C’est une expérience originale et tendue, qui oblige le spectateur à s’immerger dans l’histoire afin de comprendre progressivement les actions de ses personnages, et d’atteindre une fin où tout a finalement un sens. Sachez simplement que ce film s’enveloppe de secrets et de mensonges, la vérité se situant dans des zones grises en fonction de la personne qui est au centre de l’attention à un moment donné. Ce que le film semble en tout cas nous dire, c’est qu’il est souvent impossible de connaître la vérité sans avoir une vue d’ensemble ou sans connaître toutes les perspectives des personnes impliquées. Ne connaître que l’opinion ou le point de vue d’une seule personne, c’est comme n’avoir qu’une ou deux pièces d’un puzzle ; on peut avoir une idée générale de la figure, mais on ne peut pas en être sûr tant qu’on n’a pas le reste des pièces.
La famille, comme c’est généralement le cas dans les films de Kore-Eda, joue un rôle important ici, de même que les effets durables du deuil et les divisions et murs que nous construisons autour de nous, ou des autres qui nous entourent. Les deux enfants, acteurs principaux, sont tout simplement superbes, sans manquer de rappeler Close, en termes d’examen complexe d’enfants vulnérables subissant divers traumatismes au cours de leur jeune vie. Une histoire dans l’air du temps portée par la partition au piano du regretté compositeur oscarisé Ryuichi Sakamoto, qui renforce l’atmosphère réconfortante du film.
Kore-eda Hirokazu dirige L’innocence avec aplomb, passant d’un point de vue à l’autre avec une fluidité absolue, utilisant certains événements de l’histoire – en particulier l’incendie d’un immeuble au milieu de la ville – comme une situation que tous les personnages ont en commun (et dont la plupart d’entre eux sont témoins). Les personnages sont développés habilement avec sensibilité, et Kore-eda utilise sa caméra pour nous faire entrer dans leurs vies et leurs points de vue, révélant patiemment des vérités, nous faisant porter des jugements de valeur, puis regretter ou changer d’avis.
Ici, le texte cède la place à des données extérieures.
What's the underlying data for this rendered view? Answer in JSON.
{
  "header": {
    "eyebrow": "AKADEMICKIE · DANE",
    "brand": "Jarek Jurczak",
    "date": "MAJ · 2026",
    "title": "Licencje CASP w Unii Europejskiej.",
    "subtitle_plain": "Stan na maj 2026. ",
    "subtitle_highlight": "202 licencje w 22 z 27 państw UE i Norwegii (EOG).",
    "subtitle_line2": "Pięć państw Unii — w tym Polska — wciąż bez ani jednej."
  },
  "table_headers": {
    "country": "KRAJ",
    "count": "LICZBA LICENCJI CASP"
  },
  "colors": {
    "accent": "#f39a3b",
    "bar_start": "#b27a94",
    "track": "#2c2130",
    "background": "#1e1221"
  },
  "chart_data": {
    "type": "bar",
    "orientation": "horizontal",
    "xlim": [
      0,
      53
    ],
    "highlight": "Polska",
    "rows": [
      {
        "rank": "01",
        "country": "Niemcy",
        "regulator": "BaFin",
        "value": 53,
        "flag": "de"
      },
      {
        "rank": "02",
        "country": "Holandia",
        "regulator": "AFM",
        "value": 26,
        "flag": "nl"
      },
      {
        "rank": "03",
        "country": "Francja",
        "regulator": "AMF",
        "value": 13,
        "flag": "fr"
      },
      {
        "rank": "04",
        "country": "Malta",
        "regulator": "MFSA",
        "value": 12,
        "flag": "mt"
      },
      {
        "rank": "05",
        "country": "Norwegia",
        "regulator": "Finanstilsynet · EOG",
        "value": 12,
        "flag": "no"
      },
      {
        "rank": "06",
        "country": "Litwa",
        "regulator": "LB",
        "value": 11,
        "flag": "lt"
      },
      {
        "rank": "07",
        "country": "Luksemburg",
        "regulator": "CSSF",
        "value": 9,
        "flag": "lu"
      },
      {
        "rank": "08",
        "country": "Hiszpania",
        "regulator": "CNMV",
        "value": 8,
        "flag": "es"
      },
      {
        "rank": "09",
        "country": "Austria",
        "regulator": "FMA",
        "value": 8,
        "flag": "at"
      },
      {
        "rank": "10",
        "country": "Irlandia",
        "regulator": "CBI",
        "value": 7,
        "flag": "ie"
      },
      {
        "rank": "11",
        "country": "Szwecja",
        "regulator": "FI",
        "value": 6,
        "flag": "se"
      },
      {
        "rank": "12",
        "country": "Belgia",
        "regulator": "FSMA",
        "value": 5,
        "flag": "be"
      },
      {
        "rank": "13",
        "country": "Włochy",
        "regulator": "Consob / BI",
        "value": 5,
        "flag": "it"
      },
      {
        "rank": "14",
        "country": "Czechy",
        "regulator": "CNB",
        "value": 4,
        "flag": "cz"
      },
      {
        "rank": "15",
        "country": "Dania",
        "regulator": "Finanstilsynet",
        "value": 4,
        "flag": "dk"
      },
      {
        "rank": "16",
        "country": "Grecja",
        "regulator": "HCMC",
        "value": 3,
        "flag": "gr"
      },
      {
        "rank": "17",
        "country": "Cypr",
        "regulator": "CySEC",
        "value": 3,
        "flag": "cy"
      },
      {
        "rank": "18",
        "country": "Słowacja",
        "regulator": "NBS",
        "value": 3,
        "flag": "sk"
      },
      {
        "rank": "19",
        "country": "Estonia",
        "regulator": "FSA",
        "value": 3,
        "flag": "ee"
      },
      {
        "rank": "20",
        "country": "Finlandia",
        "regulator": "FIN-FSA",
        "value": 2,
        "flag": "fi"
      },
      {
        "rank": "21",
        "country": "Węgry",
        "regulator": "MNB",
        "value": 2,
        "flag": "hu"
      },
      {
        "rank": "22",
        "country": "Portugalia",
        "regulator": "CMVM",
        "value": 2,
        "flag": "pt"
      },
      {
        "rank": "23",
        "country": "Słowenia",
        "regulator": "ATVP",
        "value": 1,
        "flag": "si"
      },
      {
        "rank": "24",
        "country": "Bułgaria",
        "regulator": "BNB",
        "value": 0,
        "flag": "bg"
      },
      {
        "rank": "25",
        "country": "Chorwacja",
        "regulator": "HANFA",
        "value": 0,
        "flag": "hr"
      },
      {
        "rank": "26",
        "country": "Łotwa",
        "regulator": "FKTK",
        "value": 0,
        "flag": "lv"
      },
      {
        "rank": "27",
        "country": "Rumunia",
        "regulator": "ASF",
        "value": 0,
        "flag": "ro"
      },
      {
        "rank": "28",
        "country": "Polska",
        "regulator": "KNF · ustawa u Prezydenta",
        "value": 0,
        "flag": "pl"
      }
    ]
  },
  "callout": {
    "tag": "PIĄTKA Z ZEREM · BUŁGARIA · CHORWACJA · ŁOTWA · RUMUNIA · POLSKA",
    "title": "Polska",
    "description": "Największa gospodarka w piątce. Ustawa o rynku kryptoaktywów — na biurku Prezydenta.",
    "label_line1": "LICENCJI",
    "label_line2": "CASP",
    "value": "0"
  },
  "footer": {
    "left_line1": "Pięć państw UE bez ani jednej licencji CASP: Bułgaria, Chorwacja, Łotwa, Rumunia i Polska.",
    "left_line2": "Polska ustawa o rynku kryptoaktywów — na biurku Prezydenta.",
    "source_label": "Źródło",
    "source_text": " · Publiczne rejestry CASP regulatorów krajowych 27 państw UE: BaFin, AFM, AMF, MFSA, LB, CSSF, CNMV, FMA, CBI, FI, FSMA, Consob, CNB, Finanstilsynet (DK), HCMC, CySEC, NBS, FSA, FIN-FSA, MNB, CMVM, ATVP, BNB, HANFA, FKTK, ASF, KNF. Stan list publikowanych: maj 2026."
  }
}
Cette histoire poignante et complexe fait littéralement basculer le point de vue du public lorsque le point de vue se déplace vers Minato et que les possibles pressentiments deviennent la vérité et, qu’en même temps, ce que nous pensions être la réalité n’était qu’un mensonge.
Le scénario de Yuji Sakamoto est l’un des plus originaux qu’il m’ait été donné de voir cette année et il mérite grandement son prix cannois (ce qui lui a valu un contrat de cinq ans avec Netflix). Précisons d’ailleurs que pour la première fois en près de 30 ans, Hirokazu Kore-eda réalise un film qu’il n’a pas écrit mais dont l’histoire lui colle à merveille. L’innocence est une expérience fascinante – un film qui demande au spectateur de s’impliquer dans l’histoire racontée, d’accepter la surprise, l’amenant à reconsidérer tout ce qu’il a regardé. C’est un film sur les différentes perspectives d’une situation, certes, mais aussi sur les relations complexes entre les personnages, sur l’innocence de l’enfance, sur les brimades et les amitiés compliquées, et sur la façon dont le genre est perçu chez les enfants. Une histoire puissante sur le plan émotionnel où moins on en sait sur le film avant de le voir, plus les bénéfices sont importants.